The plaintiffs also allege that the government is estopped from denying compensation to them. They claim that the government's actions were such that estoppel applies against the government in this case. Equitable estoppel does not exist against the government as it would against a private party. Office of Personnel Management v. Richmond, — U.S.-, 110 S.Ct. 2465, 2468, 110 L.Ed.2d 387 (1990). Indeed, the doctrine has been extremely narrowed in use against the government. The court holds that the government has neither shown that equitable estoppel has been eliminated, nor has it shown that the plaintiff would fail under any of the prongs of the test for equitable estoppel in Richmond and the various Court of Claims cases (e.g., Emeco Industr., Inc. v. United States, 202 Ct.Cl. 1006, 1015, 485 F.2d 652 (1973); Branch Banking & Trust Co. v. United States, 120 Ct.Cl. 72, 88, 98 F.Supp. 757 (1951); Stevens Mfg. Co. v. United States, 80 Ct.Cl. 183, 192-93, 8 F.Supp. 720 (1934)). It is possible that in addition to the traditional four-part test for equitable estoppel, the plaintiffs may have to show affirmative misconduct. Cf. Immigration & Naturalization Serv. v. Miranda, 459 U.S. 14, 17-19, 103 S.Ct. 281, 282-284, 74 L.Ed.2d 12 (1982). Therefore, the defendant's Motion to Dismiss also must be denied on this count.

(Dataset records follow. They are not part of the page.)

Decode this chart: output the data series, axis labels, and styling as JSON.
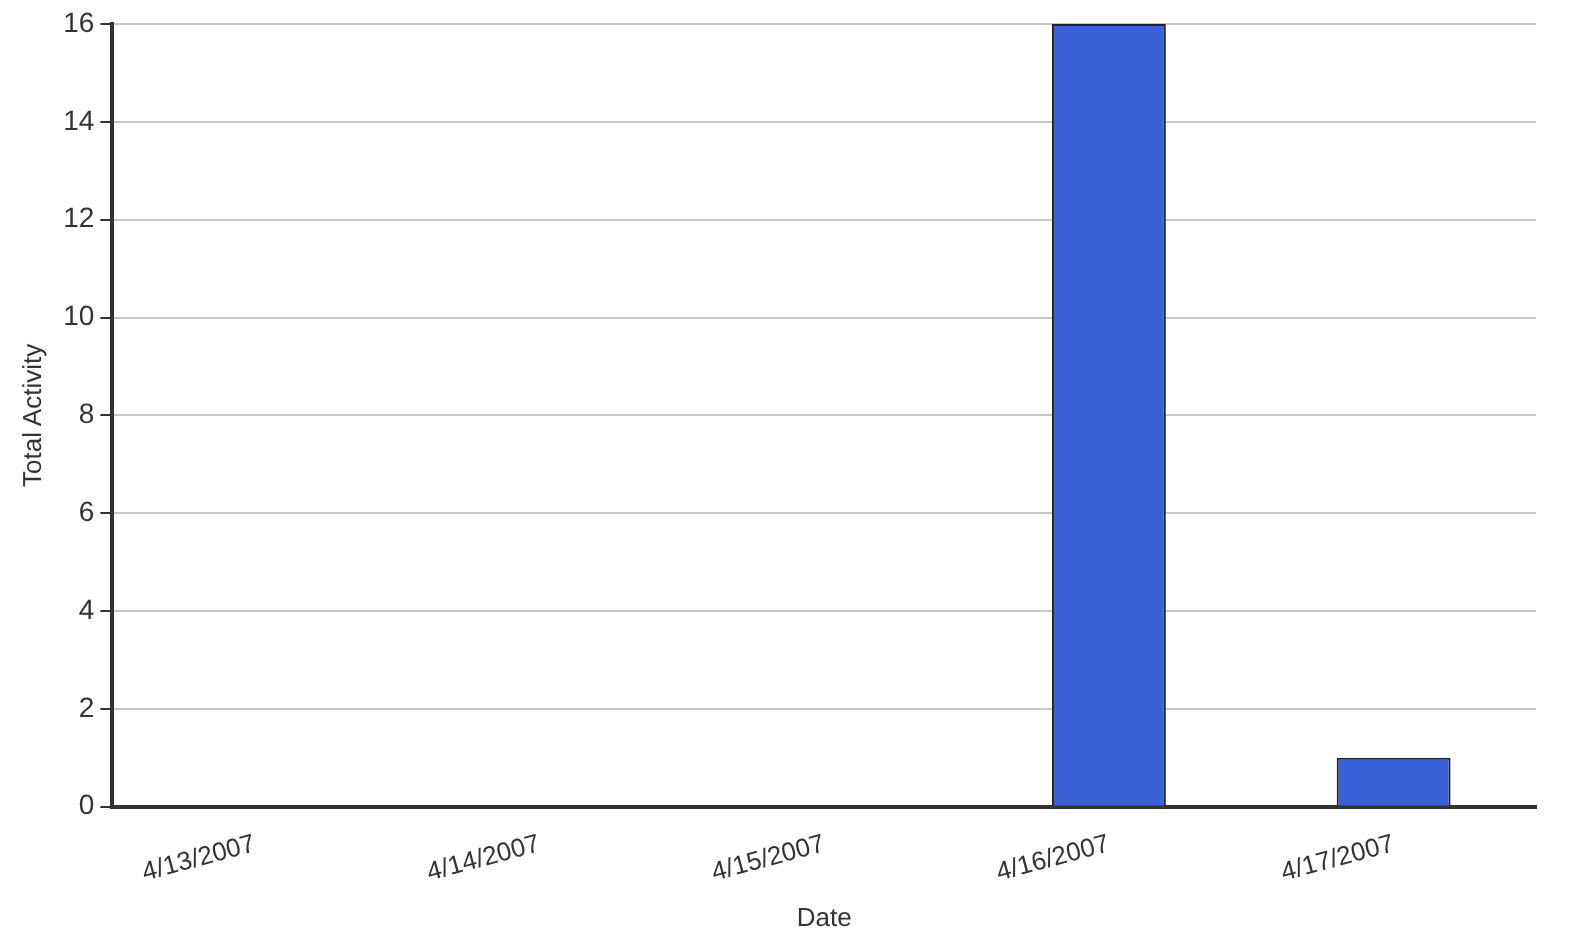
{
  "chart_data": {
    "type": "bar",
    "xlabel": "Date",
    "ylabel": "Total Activity",
    "categories": [
      "4/13/2007",
      "4/14/2007",
      "4/15/2007",
      "4/16/2007",
      "4/17/2007"
    ],
    "values": [
      0,
      0,
      0,
      16,
      1
    ],
    "color": "#3a62d8",
    "ylim": [
      0,
      16
    ],
    "yticks": [
      0,
      2,
      4,
      6,
      8,
      10,
      12,
      14,
      16
    ],
    "grid": "y",
    "legend": false
  }
}
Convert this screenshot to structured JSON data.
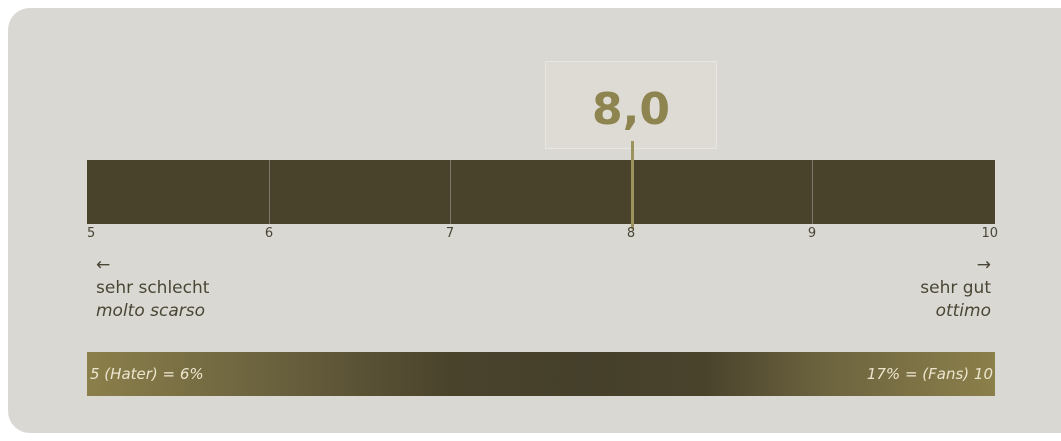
{
  "score": {
    "value": "8,0",
    "numeric": 8.0,
    "scale_min": 5,
    "scale_max": 10
  },
  "ticks": [
    "5",
    "6",
    "7",
    "8",
    "9",
    "10"
  ],
  "labels": {
    "left_arrow": "←",
    "left_de": "sehr schlecht",
    "left_it": "molto scarso",
    "right_arrow": "→",
    "right_de": "sehr gut",
    "right_it": "ottimo"
  },
  "distribution": {
    "left_text": "5 (Hater) = 6%",
    "right_text": "17% = (Fans) 10",
    "hater_percent": 6,
    "fans_percent": 17
  },
  "colors": {
    "panel_bg": "#dad8d2",
    "bar_dark": "#49432c",
    "accent_gold": "#8e8450",
    "text": "#4a4636"
  }
}
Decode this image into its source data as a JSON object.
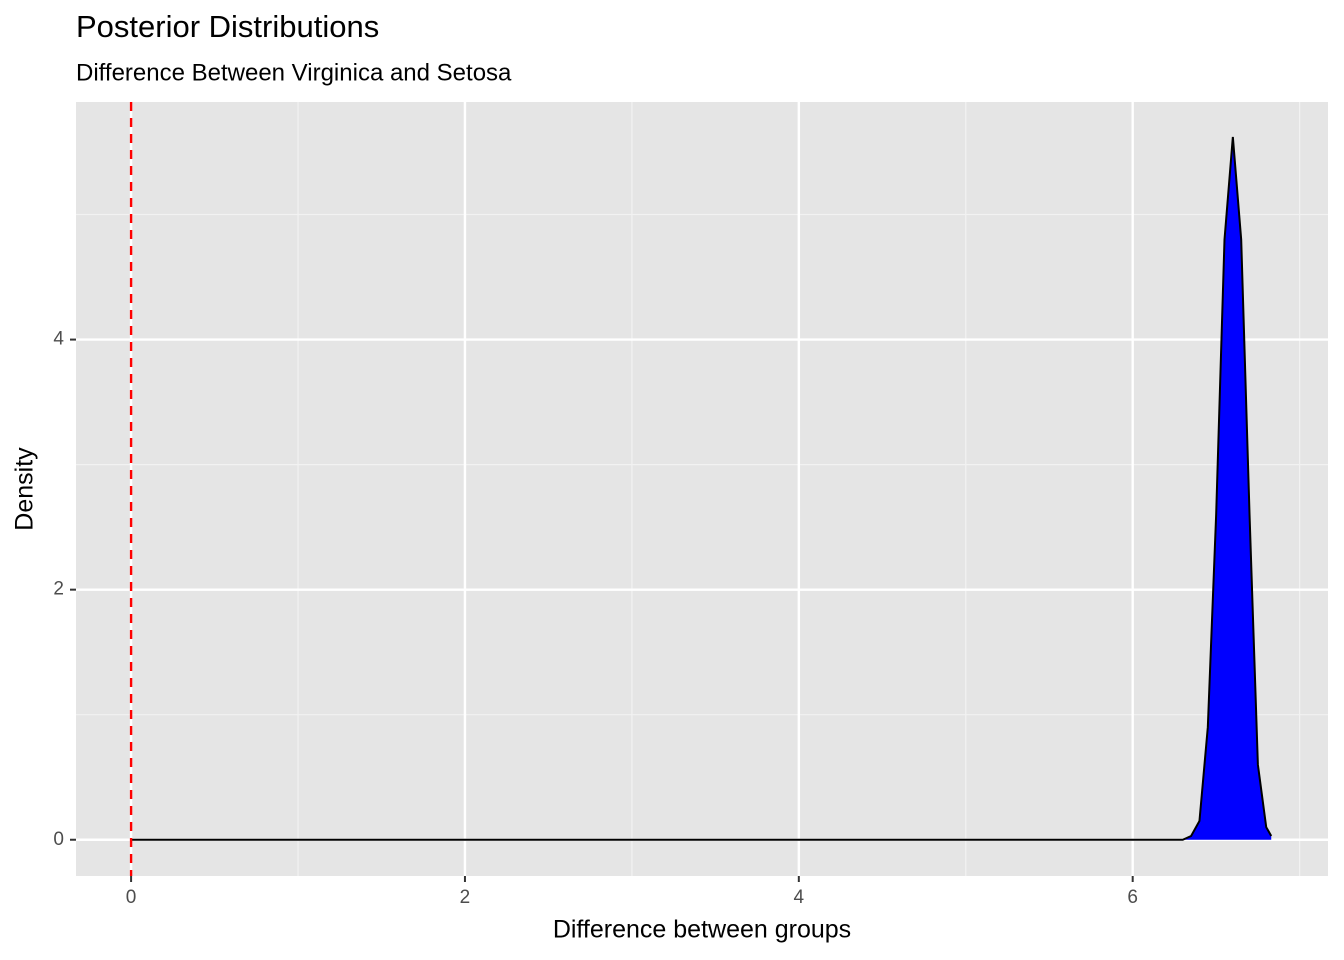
{
  "chart_data": {
    "type": "area",
    "title": "Posterior Distributions",
    "subtitle": "Difference Between Virginica and Setosa",
    "xlabel": "Difference between groups",
    "ylabel": "Density",
    "x": [
      0,
      1,
      2,
      3,
      4,
      5,
      6,
      6.3,
      6.35,
      6.4,
      6.45,
      6.5,
      6.55,
      6.6,
      6.65,
      6.7,
      6.75,
      6.8,
      6.83
    ],
    "values": [
      0,
      0,
      0,
      0,
      0,
      0,
      0,
      0,
      0.03,
      0.15,
      0.9,
      2.6,
      4.8,
      5.62,
      4.8,
      2.6,
      0.6,
      0.1,
      0.03
    ],
    "color": "#0000ff",
    "outline": "#000000",
    "xlim": [
      -0.33,
      7.17
    ],
    "ylim": [
      -0.29,
      5.9
    ],
    "xticks": [
      0,
      2,
      4,
      6
    ],
    "yticks": [
      0,
      2,
      4
    ],
    "xminor": [
      1,
      3,
      5,
      7
    ],
    "yminor": [
      1,
      3,
      5
    ],
    "vline": 0,
    "vline_color": "#ff0000",
    "grid": true
  }
}
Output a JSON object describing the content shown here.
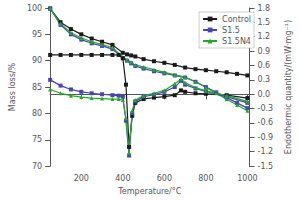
{
  "chart_data": {
    "type": "line",
    "xlabel": "Temperature/°C",
    "ylabel": "Mass loss/%",
    "y2label": "Endothermic quantity/(mW·mg⁻¹)",
    "xlim": [
      50,
      1010
    ],
    "xticks": [
      200,
      400,
      600,
      800,
      1000
    ],
    "ylim": [
      70,
      100
    ],
    "yticks": [
      70,
      75,
      80,
      85,
      90,
      95,
      100
    ],
    "y2lim": [
      -1.5,
      1.8
    ],
    "y2ticks": [
      -1.5,
      -1.2,
      -0.9,
      -0.6,
      -0.3,
      {
        "value": 0.0,
        "label": "0.0"
      },
      0.3,
      0.6,
      0.9,
      1.2,
      1.5,
      1.8
    ],
    "grid": false,
    "legend": "upper right",
    "series": [
      {
        "name": "Control",
        "color": "#1a1a1a",
        "marker": "square",
        "x": [
          50,
          100,
          150,
          200,
          250,
          300,
          350,
          400,
          420,
          440,
          460,
          500,
          550,
          600,
          650,
          700,
          750,
          800,
          850,
          900,
          950,
          1000
        ],
        "values": [
          99.9,
          97.3,
          96.0,
          95.0,
          94.2,
          93.6,
          93.0,
          91.5,
          91.2,
          91.0,
          90.8,
          90.3,
          89.9,
          89.6,
          89.2,
          88.7,
          88.4,
          88.2,
          88.0,
          87.8,
          87.5,
          87.2
        ]
      },
      {
        "name": "S1.5",
        "color": "#4444bb",
        "marker": "square",
        "x": [
          50,
          100,
          150,
          200,
          250,
          300,
          350,
          400,
          420,
          440,
          460,
          500,
          550,
          600,
          650,
          700,
          750,
          800,
          850,
          900,
          950,
          1000
        ],
        "values": [
          99.9,
          96.8,
          95.0,
          94.0,
          93.3,
          92.8,
          92.2,
          90.5,
          90.0,
          89.5,
          89.0,
          88.5,
          88.0,
          87.6,
          87.2,
          86.8,
          86.0,
          85.0,
          84.0,
          83.0,
          82.0,
          81.0
        ]
      },
      {
        "name": "S1.5N4",
        "color": "#22aa22",
        "marker": "triangle",
        "x": [
          50,
          100,
          150,
          200,
          250,
          300,
          350,
          400,
          420,
          440,
          460,
          500,
          550,
          600,
          650,
          700,
          750,
          800,
          850,
          900,
          950,
          1000
        ],
        "values": [
          99.9,
          97.0,
          95.3,
          94.3,
          93.6,
          93.1,
          92.5,
          90.7,
          90.2,
          89.7,
          89.2,
          88.8,
          88.3,
          87.8,
          87.3,
          86.9,
          86.0,
          84.9,
          83.8,
          82.7,
          81.6,
          80.5
        ]
      },
      {
        "axis": "y2",
        "color": "#1a1a1a",
        "marker": "square",
        "x": [
          50,
          100,
          150,
          200,
          250,
          300,
          350,
          380,
          400,
          415,
          430,
          445,
          460,
          500,
          550,
          600,
          650,
          680,
          700,
          750,
          800,
          900,
          1000
        ],
        "values": [
          0.82,
          0.82,
          0.82,
          0.82,
          0.82,
          0.82,
          0.82,
          0.82,
          0.75,
          0.2,
          -1.1,
          -0.45,
          -0.18,
          -0.1,
          -0.07,
          -0.05,
          -0.02,
          0.08,
          0.05,
          0.02,
          0.01,
          -0.02,
          -0.08
        ]
      },
      {
        "axis": "y2",
        "color": "#4444bb",
        "marker": "square",
        "x": [
          50,
          100,
          150,
          200,
          250,
          300,
          350,
          380,
          400,
          415,
          430,
          445,
          460,
          500,
          550,
          600,
          650,
          680,
          700,
          750,
          800,
          900,
          1000
        ],
        "values": [
          0.3,
          0.18,
          0.1,
          0.05,
          0.02,
          0.0,
          -0.02,
          -0.03,
          -0.05,
          -0.55,
          -1.28,
          -0.4,
          -0.15,
          -0.05,
          -0.01,
          0.05,
          0.15,
          0.28,
          0.2,
          0.12,
          0.06,
          -0.05,
          -0.18
        ]
      },
      {
        "axis": "y2",
        "color": "#22aa22",
        "marker": "triangle",
        "x": [
          50,
          100,
          150,
          200,
          250,
          300,
          350,
          380,
          400,
          415,
          430,
          445,
          460,
          500,
          550,
          600,
          650,
          680,
          700,
          750,
          800,
          900,
          1000
        ],
        "values": [
          0.1,
          0.02,
          -0.03,
          -0.06,
          -0.08,
          -0.09,
          -0.1,
          -0.1,
          -0.12,
          -0.5,
          -1.22,
          -0.35,
          -0.12,
          -0.03,
          0.02,
          0.08,
          0.22,
          0.32,
          0.24,
          0.14,
          0.07,
          -0.03,
          -0.15
        ]
      }
    ]
  }
}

In sum the government has not met its burden under the law to show that this case must be dismissed for lack of jurisdiction. Had this proceeding been on cross-motions for summary judgment, or were the facts, which are available to the court presently, the only facts adduced at trial, the outcome likely would have been different. However, the court is here today to rule on the government's Motion to Dismiss. For the above stated reasons, the court denies the government's Motion to Dismiss. The government shall file its answer by July 31, 1991. Also, counsel shall file their joint proposed schedule for trial by July 31, 1991.
. The court notes that a protective order exists in the instant case. There is no protected information contained in this order.